Although there are parades, sugar skulls, costumes, and decorations all through the public places in the town, this is really a family time, a private time. It is a reflective time, a time to remember. And really the best way to observe it is to first open our hearts to the possibility that our loved ones can visit us too. Hanal Pixan is an ancient rite. It is about our connection to lives other than the one we can touch in this earthly incarnation.
So perhaps during this time (Oct 31 - Nov 7), you would like to set aside time to follow these lovely traditions in your own home. It is an easy, cleansing and heartwarming thing to do. Just follow these simple steps. The most important thing is to keep your mind and heart open to making a connection with the one/ones who have passed on.
Create Your Own Hanal Pixan Altar
1. Before the days of Hamal Pixan begin, thoroughly clean your home and yard. This is so cleansing and washes away old, stale energy. Also get as many chores done early as you can so you have more free time during the days of observance.
2. Dedicate a table for the altar. While the traditional Day of the dead altars are in levels (7 usually), the Hanal Pixan is much simpler with 3 levels. The 3 level represent the 3 levels of creation, Flower world which is Paradise, this world, and Xibalba which is the Underworld. You can just use a flat table. But it would be nice to put something like a box under the tablecloth to elevate the cross (in number 4)
3. Place a fresh white tablecloth on the table. If you can make it yourself, that is even better. And if you can adorn it with embroidered flowers, that is the best!
4. Place a green wooden cross in the center of your altar at the back. It should be the tallest thing on the altar. It represents the World Tree which connects the 3 levels of creation, the Overworld or Flower Mountain, this realm, and the Underworld called Xibalba. Traditionally these crosses are dressed in a flowered sash.
5. Place vases of marigolds on both sides of the cross.
6. Place salt in two containers, one at each end of the table. Jicara gourds are used here. You can also use any natural wood bowls. Of course, if you don’t have those, just use what works for you. The salt keeps negative energies away and purifies the space.
7. Make atole (a mix of corn starch and water heated until it thickens is fine) and fill 7 small bowls. Place one in each corner of the table and place the other three in the center in front of the cross.
8. Gather things that are connected to your loved one: a nice photo in a frame, favorite trinkets, anything that they would love. Display these items on the table.

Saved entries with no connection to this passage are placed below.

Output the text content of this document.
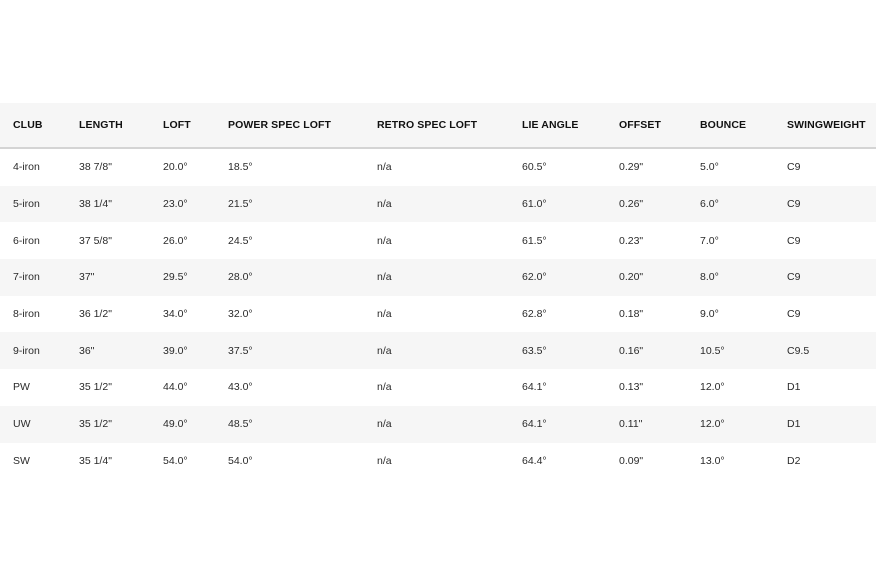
CLUB	LENGTH	LOFT	POWER SPEC LOFT	RETRO SPEC LOFT	LIE ANGLE	OFFSET	BOUNCE	SWINGWEIGHT
4-iron	38 7/8"	20.0°	18.5°	n/a	60.5°	0.29"	5.0°	C9
5-iron	38 1/4"	23.0°	21.5°	n/a	61.0°	0.26"	6.0°	C9
6-iron	37 5/8"	26.0°	24.5°	n/a	61.5°	0.23"	7.0°	C9
7-iron	37"	29.5°	28.0°	n/a	62.0°	0.20"	8.0°	C9
8-iron	36 1/2"	34.0°	32.0°	n/a	62.8°	0.18"	9.0°	C9
9-iron	36"	39.0°	37.5°	n/a	63.5°	0.16"	10.5°	C9.5
PW	35 1/2"	44.0°	43.0°	n/a	64.1°	0.13"	12.0°	D1
UW	35 1/2"	49.0°	48.5°	n/a	64.1°	0.11"	12.0°	D1
SW	35 1/4"	54.0°	54.0°	n/a	64.4°	0.09"	13.0°	D2
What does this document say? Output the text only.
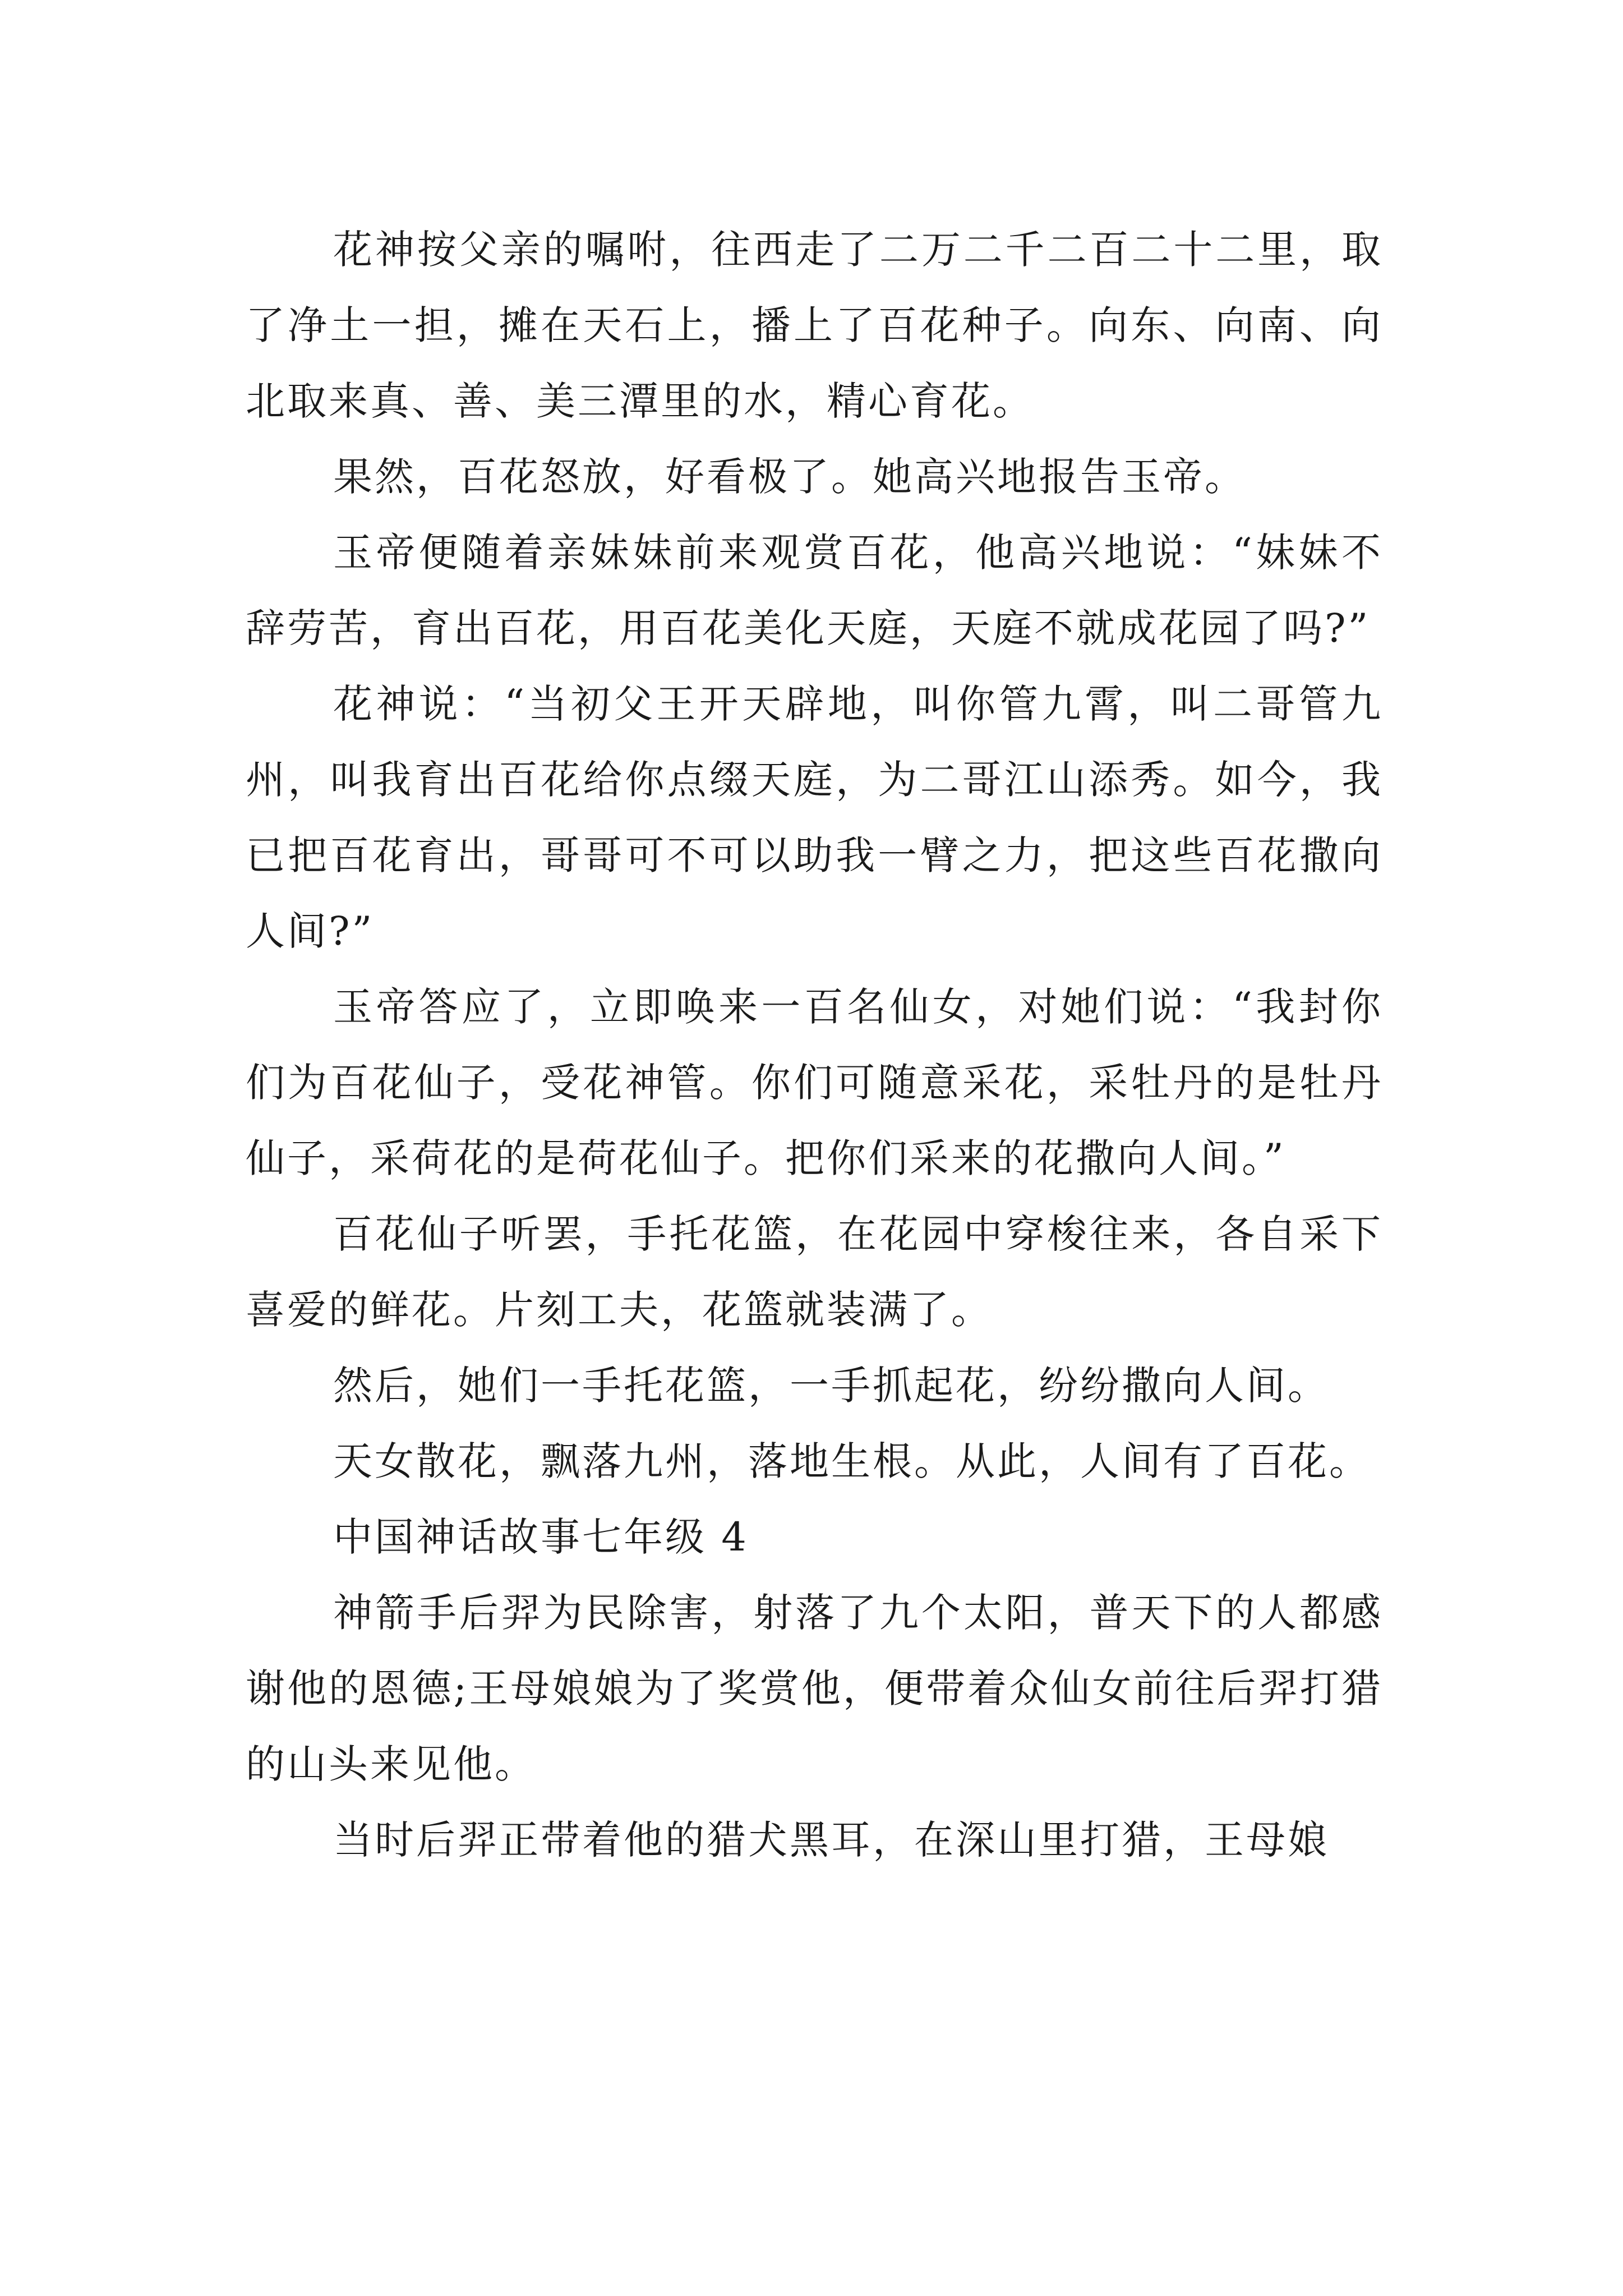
花神按父亲的嘱咐，往西走了二万二千二百二十二里，取了净土一担，摊在天石上，播上了百花种子。向东、向南、向北取来真、善、美三潭里的水，精心育花。

果然，百花怒放，好看极了。她高兴地报告玉帝。

玉帝便随着亲妹妹前来观赏百花，他高兴地说：“妹妹不辞劳苦，育出百花，用百花美化天庭，天庭不就成花园了吗?”

花神说：“当初父王开天辟地，叫你管九霄，叫二哥管九州，叫我育出百花给你点缀天庭，为二哥江山添秀。如今，我已把百花育出，哥哥可不可以助我一臂之力，把这些百花撒向人间?”

玉帝答应了，立即唤来一百名仙女，对她们说：“我封你们为百花仙子，受花神管。你们可随意采花，采牡丹的是牡丹仙子，采荷花的是荷花仙子。把你们采来的花撒向人间。”

百花仙子听罢，手托花篮，在花园中穿梭往来，各自采下喜爱的鲜花。片刻工夫，花篮就装满了。

然后，她们一手托花篮，一手抓起花，纷纷撒向人间。

天女散花，飘落九州，落地生根。从此，人间有了百花。

中国神话故事七年级 4

神箭手后羿为民除害，射落了九个太阳，普天下的人都感谢他的恩德;王母娘娘为了奖赏他，便带着众仙女前往后羿打猎的山头来见他。

当时后羿正带着他的猎犬黑耳，在深山里打猎，王母娘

9. Add candles to your table. These are mostly white but can also be black. You can light these candles each evening and replace them as they burn down.
10. Burn incense. Copal is traditional here on the Yucatan. But you can use whatever type you like. You can burn a stick of incense each day if you like and add more on NOV 1, the main day for honoring adults who have passed on (Oct 31 is the day for children and Nov 2 is for all souls, which can also be to honor people no one remembers)
11. On Nov 1, set out favorite foods of your loved one in small dishes. Allow them to sit all night. They can be enjoyed by family members the following day. In Yucatan, nothing is left to go to waste.
12. On the night of November 1, sit up at least until midnight, waiting for your loved one to visit. Expect something to happen to show you that they are with you.
13. Leave your altar up until the 7th of November. On this day, have a lovely meal with your family. You can even extend the altar time until the end of November if you wish.
I hope this inspires you to take time to honor and remember those who have passed on. Keep in mind that this can be ancestors you have never met who passed away even hundreds of years ago. You can also honor pets, people you admire but have never met, even natural places or the earth herself. This is not a time for fear, but a time to appreciate life in all its forms.